Performance comparison
For context, a typical video conferencing app uses 15 to 30% CPU, 200 to 400MB RAM, and significantly impacts battery life because it processes 30 frames per second and encodes/transmits video. Shield processes 2 frames per second and transmits nothing. The difference in resource usage is roughly 15x.
Lock delay configuration
Shield provides granular control over when the screen locks after you leave. The lock delay setting determines how many seconds of no-face-detected frames are required before the screen is locked.
- Instant (0 seconds): The screen locks as soon as no face is detected. Best for high-security environments where even a 3-second exposure is unacceptable.
- 3 seconds: The default.

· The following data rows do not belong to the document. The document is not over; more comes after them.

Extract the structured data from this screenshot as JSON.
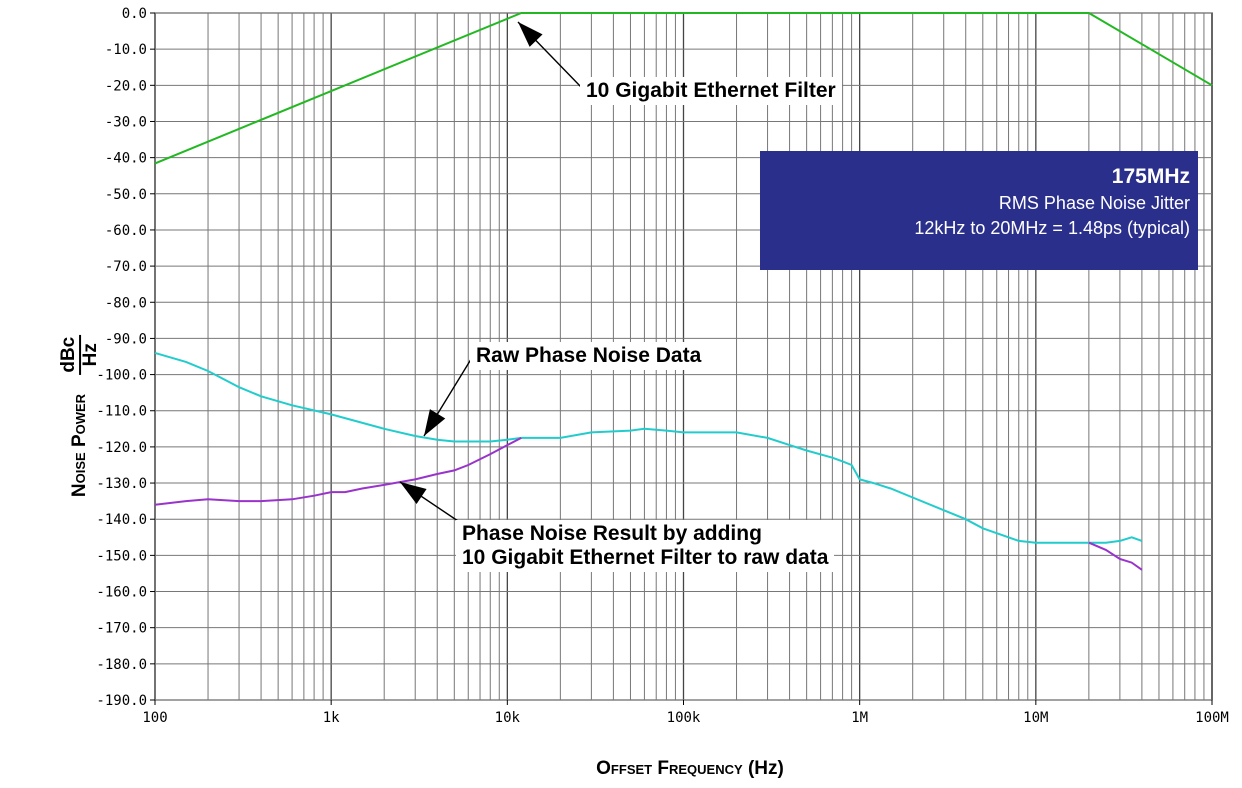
{
  "chart_data": {
    "type": "line",
    "xscale": "log",
    "xlim": [
      100,
      100000000
    ],
    "ylim": [
      -190,
      0
    ],
    "grid": true,
    "xlabel_main": "Offset Frequency",
    "xlabel_unit": "(Hz)",
    "ylabel_main": "Noise Power",
    "ylabel_num": "dBc",
    "ylabel_den": "Hz",
    "x_tick_labels": [
      "100",
      "1k",
      "10k",
      "100k",
      "1M",
      "10M",
      "100M"
    ],
    "x_tick_values": [
      100,
      1000,
      10000,
      100000,
      1000000,
      10000000,
      100000000
    ],
    "y_tick_labels": [
      "0.0",
      "-10.0",
      "-20.0",
      "-30.0",
      "-40.0",
      "-50.0",
      "-60.0",
      "-70.0",
      "-80.0",
      "-90.0",
      "-100.0",
      "-110.0",
      "-120.0",
      "-130.0",
      "-140.0",
      "-150.0",
      "-160.0",
      "-170.0",
      "-180.0",
      "-190.0"
    ],
    "y_tick_values": [
      0,
      -10,
      -20,
      -30,
      -40,
      -50,
      -60,
      -70,
      -80,
      -90,
      -100,
      -110,
      -120,
      -130,
      -140,
      -150,
      -160,
      -170,
      -180,
      -190
    ],
    "series": [
      {
        "color": "#22b822",
        "x": [
          100,
          12000,
          20000000,
          100000000
        ],
        "y": [
          -41.6,
          0,
          0,
          -20
        ]
      },
      {
        "color": "#22cccc",
        "x": [
          100,
          150,
          200,
          300,
          400,
          600,
          1000,
          2000,
          3000,
          4000,
          5000,
          6000,
          8000,
          10000,
          12000,
          20000,
          30000,
          50000,
          60000,
          80000,
          100000,
          150000,
          200000,
          300000,
          400000,
          500000,
          700000,
          800000,
          900000,
          1000000,
          1200000,
          1500000,
          2000000,
          3000000,
          4000000,
          5000000,
          7000000,
          8000000,
          10000000,
          15000000,
          20000000,
          25000000,
          30000000,
          35000000,
          40000000
        ],
        "y": [
          -94,
          -96.5,
          -99,
          -103.5,
          -106,
          -108.5,
          -111,
          -115,
          -117,
          -118,
          -118.5,
          -118.5,
          -118.5,
          -118,
          -117.5,
          -117.5,
          -116,
          -115.5,
          -115,
          -115.5,
          -116,
          -116,
          -116,
          -117.5,
          -119.5,
          -121,
          -123,
          -124,
          -125,
          -129,
          -130,
          -131.5,
          -134,
          -137.5,
          -140,
          -142.5,
          -145,
          -146,
          -146.5,
          -146.5,
          -146.5,
          -146.5,
          -146,
          -145,
          -146
        ]
      },
      {
        "color": "#9933cc",
        "x": [
          100,
          150,
          200,
          300,
          400,
          600,
          800,
          1000,
          1200,
          1500,
          2000,
          3000,
          4000,
          5000,
          6000,
          8000,
          10000,
          12000,
          20000000,
          25000000,
          30000000,
          35000000,
          40000000
        ],
        "y": [
          -136,
          -135,
          -134.5,
          -135,
          -135,
          -134.5,
          -133.5,
          -132.5,
          -132.5,
          -131.5,
          -130.5,
          -129,
          -127.5,
          -126.5,
          -125,
          -122,
          -119.5,
          -117.5,
          -146.5,
          -148.5,
          -151,
          -152,
          -154
        ]
      }
    ],
    "annotations": {
      "filter": "10 Gigabit Ethernet Filter",
      "raw": "Raw Phase Noise Data",
      "result_line1": "Phase Noise Result by adding",
      "result_line2": "10 Gigabit Ethernet Filter to raw data"
    },
    "info_box": {
      "title": "175MHz",
      "line1": "RMS Phase Noise Jitter",
      "line2": "12kHz to 20MHz = 1.48ps (typical)",
      "color": "#2b2f8c"
    }
  }
}
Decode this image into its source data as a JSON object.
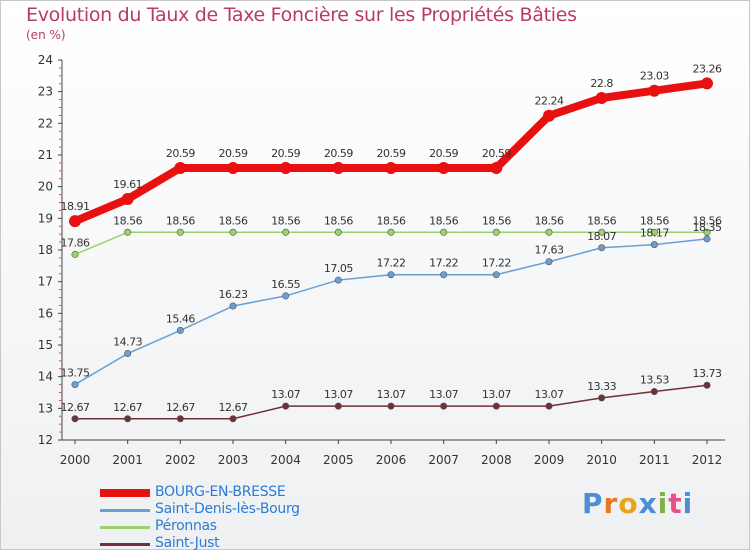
{
  "header": {
    "title": "Evolution du Taux de Taxe Foncière sur les Propriétés Bâties",
    "subtitle": "(en %)"
  },
  "logo": {
    "letters": [
      "P",
      "r",
      "o",
      "x",
      "i",
      "t",
      "i"
    ],
    "colors": [
      "#4a8fd6",
      "#e87722",
      "#e8a617",
      "#4a8fd6",
      "#7cb342",
      "#e84f8a",
      "#4a8fd6"
    ]
  },
  "chart_data": {
    "type": "line",
    "x": [
      "2000",
      "2001",
      "2002",
      "2003",
      "2004",
      "2005",
      "2006",
      "2007",
      "2008",
      "2009",
      "2010",
      "2011",
      "2012"
    ],
    "ylim": [
      12,
      24
    ],
    "yticks": [
      "12",
      "13",
      "14",
      "15",
      "16",
      "17",
      "18",
      "19",
      "20",
      "21",
      "22",
      "23",
      "24"
    ],
    "grid": false,
    "legend_position": "bottom-left",
    "series": [
      {
        "name": "Saint-Just",
        "color": "#722f37",
        "values": [
          12.67,
          12.67,
          12.67,
          12.67,
          13.07,
          13.07,
          13.07,
          13.07,
          13.07,
          13.07,
          13.33,
          13.53,
          13.73
        ],
        "labels": [
          "12.67",
          "12.67",
          "12.67",
          "12.67",
          "13.07",
          "13.07",
          "13.07",
          "13.07",
          "13.07",
          "13.07",
          "13.33",
          "13.53",
          "13.73"
        ]
      },
      {
        "name": "Saint-Denis-lès-Bourg",
        "color": "#6b9fd3",
        "values": [
          13.75,
          14.73,
          15.46,
          16.23,
          16.55,
          17.05,
          17.22,
          17.22,
          17.22,
          17.63,
          18.07,
          18.17,
          18.35
        ],
        "labels": [
          "13.75",
          "14.73",
          "15.46",
          "16.23",
          "16.55",
          "17.05",
          "17.22",
          "17.22",
          "17.22",
          "17.63",
          "18.07",
          "18.17",
          "18.35"
        ]
      },
      {
        "name": "Péronnas",
        "color": "#99d36b",
        "values": [
          17.86,
          18.56,
          18.56,
          18.56,
          18.56,
          18.56,
          18.56,
          18.56,
          18.56,
          18.56,
          18.56,
          18.56,
          18.56
        ],
        "labels": [
          "17.86",
          "18.56",
          "18.56",
          "18.56",
          "18.56",
          "18.56",
          "18.56",
          "18.56",
          "18.56",
          "18.56",
          "18.56",
          "18.56",
          "18.56"
        ]
      },
      {
        "name": "BOURG-EN-BRESSE",
        "color": "#e81010",
        "values": [
          18.91,
          19.61,
          20.59,
          20.59,
          20.59,
          20.59,
          20.59,
          20.59,
          20.59,
          22.24,
          22.8,
          23.03,
          23.26
        ],
        "labels": [
          "18.91",
          "19.61",
          "20.59",
          "20.59",
          "20.59",
          "20.59",
          "20.59",
          "20.59",
          "20.59",
          "22.24",
          "22.8",
          "23.03",
          "23.26"
        ]
      }
    ]
  },
  "legend": {
    "items": [
      {
        "label": "BOURG-EN-BRESSE",
        "color": "#e81010"
      },
      {
        "label": "Saint-Denis-lès-Bourg",
        "color": "#6b9fd3"
      },
      {
        "label": "Péronnas",
        "color": "#99d36b"
      },
      {
        "label": "Saint-Just",
        "color": "#722f37"
      }
    ]
  }
}
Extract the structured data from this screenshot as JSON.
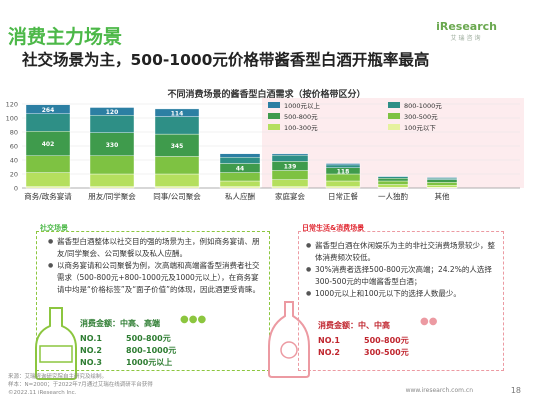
{
  "header": {
    "section_title": "消费主力场景",
    "headline": "社交场景为主，500-1000元价格带酱香型白酒开瓶率最高",
    "logo_text": "iResearch",
    "logo_subtext": "艾瑞咨询"
  },
  "chart_data": {
    "type": "bar",
    "stacked": true,
    "title": "不同消费场景的酱香型白酒需求（按价格带区分）",
    "ylim": [
      0,
      120
    ],
    "y_ticks": [
      0,
      20,
      40,
      60,
      80,
      100,
      120
    ],
    "categories": [
      "商务/政务宴请",
      "朋友/同学聚会",
      "同事/公司聚会",
      "私人应酬",
      "家庭宴会",
      "日常正餐",
      "一人独酌",
      "其他"
    ],
    "series": [
      {
        "name": "100元以下",
        "color": "#e6f29e",
        "values": [
          2,
          2,
          2,
          2,
          2,
          2,
          1,
          1
        ]
      },
      {
        "name": "100-300元",
        "color": "#b5df5e",
        "values": [
          20,
          18,
          18,
          8,
          10,
          8,
          4,
          3
        ]
      },
      {
        "name": "300-500元",
        "color": "#7ec242",
        "values": [
          24,
          26,
          25,
          12,
          13,
          10,
          5,
          4
        ]
      },
      {
        "name": "500-800元",
        "color": "#3f9b4c",
        "values": [
          35,
          33,
          32,
          13,
          13,
          9,
          4,
          4
        ]
      },
      {
        "name": "800-1000元",
        "color": "#2e8f86",
        "values": [
          25,
          25,
          25,
          9,
          9,
          4,
          2,
          2
        ]
      },
      {
        "name": "1000元以上",
        "color": "#2c7fa3",
        "values": [
          13,
          11,
          11,
          5,
          2,
          2,
          1,
          1
        ]
      }
    ],
    "bar_labels": [
      {
        "category": "商务/政务宴请",
        "series": "500-800元",
        "text": "402"
      },
      {
        "category": "商务/政务宴请",
        "series": "1000元以上",
        "text": "264"
      },
      {
        "category": "朋友/同学聚会",
        "series": "1000元以上",
        "text": "120"
      },
      {
        "category": "朋友/同学聚会",
        "series": "500-800元",
        "text": "330"
      },
      {
        "category": "同事/公司聚会",
        "series": "1000元以上",
        "text": "114"
      },
      {
        "category": "同事/公司聚会",
        "series": "500-800元",
        "text": "345"
      },
      {
        "category": "私人应酬",
        "series": "500-800元",
        "text": "44"
      },
      {
        "category": "家庭宴会",
        "series": "500-800元",
        "text": "139"
      },
      {
        "category": "日常正餐",
        "series": "500-800元",
        "text": "118"
      }
    ]
  },
  "groups": {
    "social_label": "社交场景",
    "daily_label": "日常生活&消费场景"
  },
  "notes_left": [
    "酱香型白酒整体以社交目的强的场景为主，例如商务宴请、朋友/同学聚会、公司聚餐以及私人应酬。",
    "以商务宴请和公司聚餐为例，次高端和高端酱香型消费者社交需求（500-800元+800-1000元及1000元以上），在商务宴请中均是“价格标签”及“面子价值”的体现，因此酒更受青睐。"
  ],
  "notes_right": [
    "酱香型白酒在休闲娱乐为主的非社交消费场景较少，整体消费频次较低。",
    "30%消费者选择500-800元次高端；24.2%的人选择300-500元的中端酱香型白酒；",
    "1000元以上和100元以下的选择人数最少。"
  ],
  "price_left": {
    "label": "消费金额：中高、高端",
    "rows": [
      {
        "tier": "NO.1",
        "range": "500-800元"
      },
      {
        "tier": "NO.2",
        "range": "800-1000元"
      },
      {
        "tier": "NO.3",
        "range": "1000元以上"
      }
    ]
  },
  "price_right": {
    "label": "消费金额：中、中高",
    "rows": [
      {
        "tier": "NO.1",
        "range": "500-800元"
      },
      {
        "tier": "NO.2",
        "range": "300-500元"
      }
    ]
  },
  "footer": {
    "source": "来源：艾瑞咨询研究院自主研究及绘制。",
    "sample": "样本：N=2000；于2022年7月通过艾瑞在线调研平台获得",
    "copyright": "©2022.11 iResearch Inc.",
    "website": "www.iresearch.com.cn",
    "page": "18"
  },
  "colors": {
    "brand_green": "#4cb848",
    "accent_red": "#e0262f"
  }
}
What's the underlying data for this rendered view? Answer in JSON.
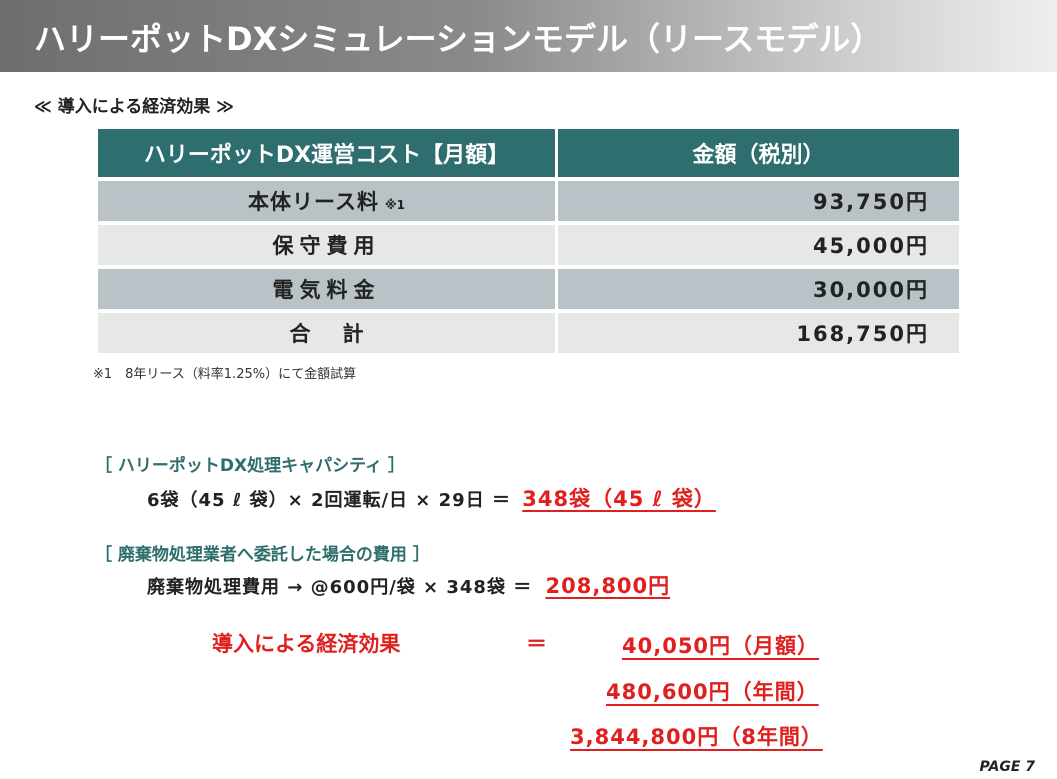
{
  "title": "ハリーポットDXシミュレーションモデル（リースモデル）",
  "section_heading": "≪ 導入による経済効果 ≫",
  "cost_table": {
    "headers": [
      "ハリーポットDX運営コスト【月額】",
      "金額（税別）"
    ],
    "rows": [
      {
        "item": "本体リース料",
        "note": "※1",
        "amount": "93,750円"
      },
      {
        "item": "保守費用",
        "amount": "45,000円"
      },
      {
        "item": "電気料金",
        "amount": "30,000円"
      },
      {
        "item": "合計",
        "amount": "168,750円"
      }
    ]
  },
  "footnote": "※1　8年リース（料率1.25%）にて金額試算",
  "capacity": {
    "label": "［ ハリーポットDX処理キャパシティ ］",
    "formula": "6袋（45 ℓ 袋）× 2回運転/日 × 29日 ＝",
    "result": "348袋（45 ℓ 袋）"
  },
  "waste_cost": {
    "label": "［ 廃棄物処理業者へ委託した場合の費用 ］",
    "formula": "廃棄物処理費用 → @600円/袋 × 348袋 ＝",
    "result": "208,800円"
  },
  "economic_effect": {
    "label": "導入による経済効果",
    "equals": "＝",
    "monthly": "40,050円（月額）",
    "yearly": "480,600円（年間）",
    "eight_years": "3,844,800円（8年間）"
  },
  "page_number": "PAGE 7"
}
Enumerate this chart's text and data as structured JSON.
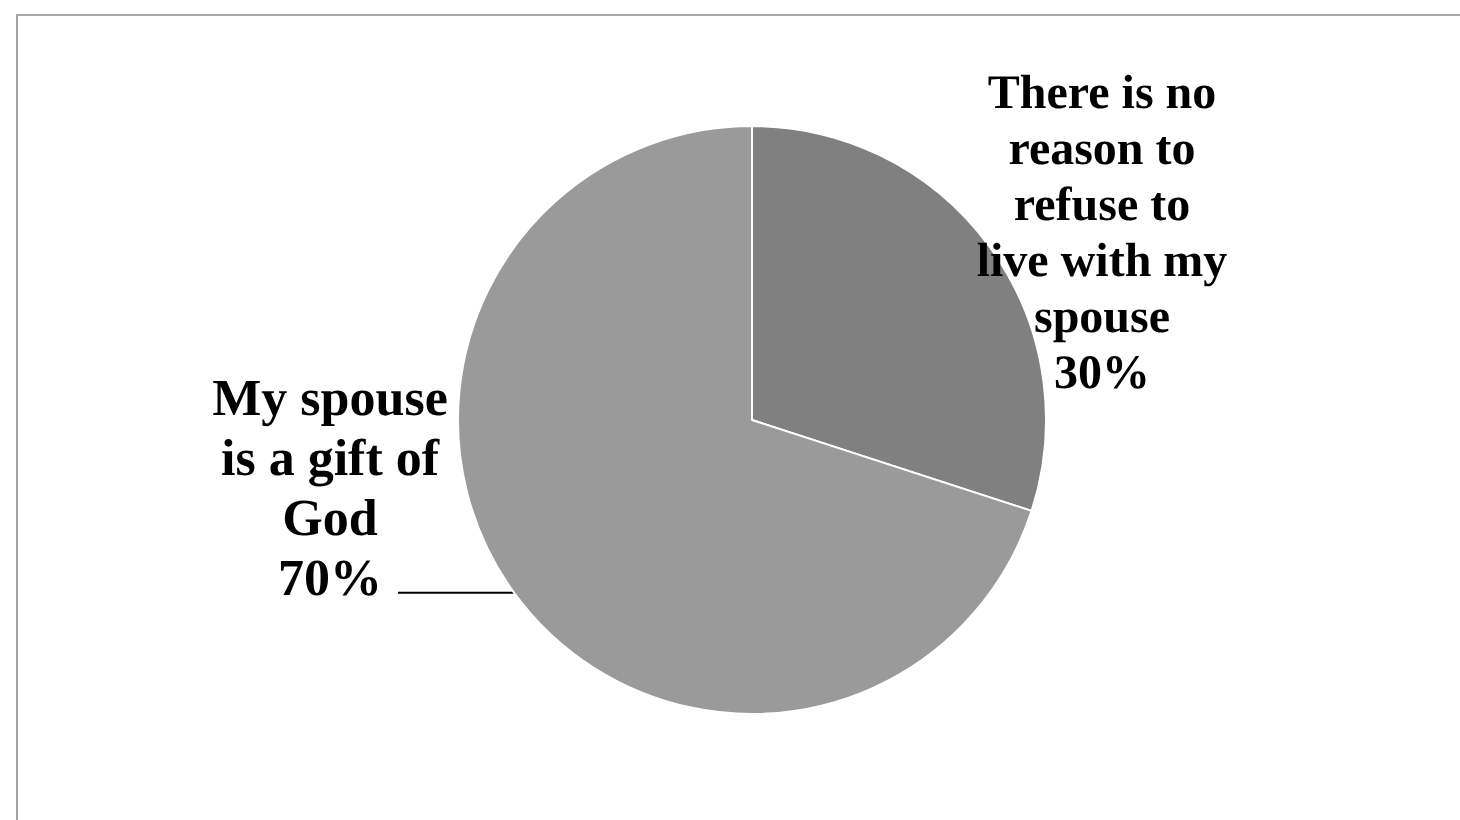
{
  "chart_data": {
    "type": "pie",
    "categories": [
      "There is no reason to refuse to live with my spouse",
      "My spouse is a gift of God"
    ],
    "values": [
      30,
      70
    ],
    "colors": [
      "#808080",
      "#9a9a9a"
    ],
    "value_labels": [
      "30%",
      "70%"
    ],
    "legend": false
  }
}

Catches brief absences like bathroom breaks while avoiding false triggers when you lean sideways or reach for something.
- 10 seconds: Good for users who frequently look away from the screen or move around their desk while working.
- 30 to 60 seconds: Maximum tolerance. Suitable for home offices where the risk of unauthorized viewing is low but you still want automatic locking for longer absences.
Shoulder Guard, by contrast, has no configurable delay. When an unauthorized face is detected, the response is always immediate. There is no legitimate reason to delay protection against shoulder surfing.
Putting it all together
Here is the complete flow of what happens every 500 milliseconds while Shield is running:
- Camera captures a single frame into a memory buffer.
- The frame is passed to the on-device ML model for face detection.
- The model returns face count, positions, landmarks, and confidence scores.
- If face recognition is enabled, detected faces are compared against stored embeddings.
- The presence tracker updates its state: present or away, with hysteresis.
- The attention analyzer evaluates eye position and gaze direction.
- Shoulder Guard counts faces and checks for unauthorized viewers.
- If any protection action is needed (lock, blur, dim), it is triggered immediately.
- The camera frame buffer is zeroed and released from memory.
- The cycle waits until the next 500ms interval and repeats.
All of this happens in under 50 milliseconds of actual processing time. For the remaining 450 milliseconds, Shield is idle and consuming near-zero resources.
Shield does not watch you. It glances at you, twice per second, for 40 milliseconds at a time. That is enough to keep your screen protected without meaningful impact on your system.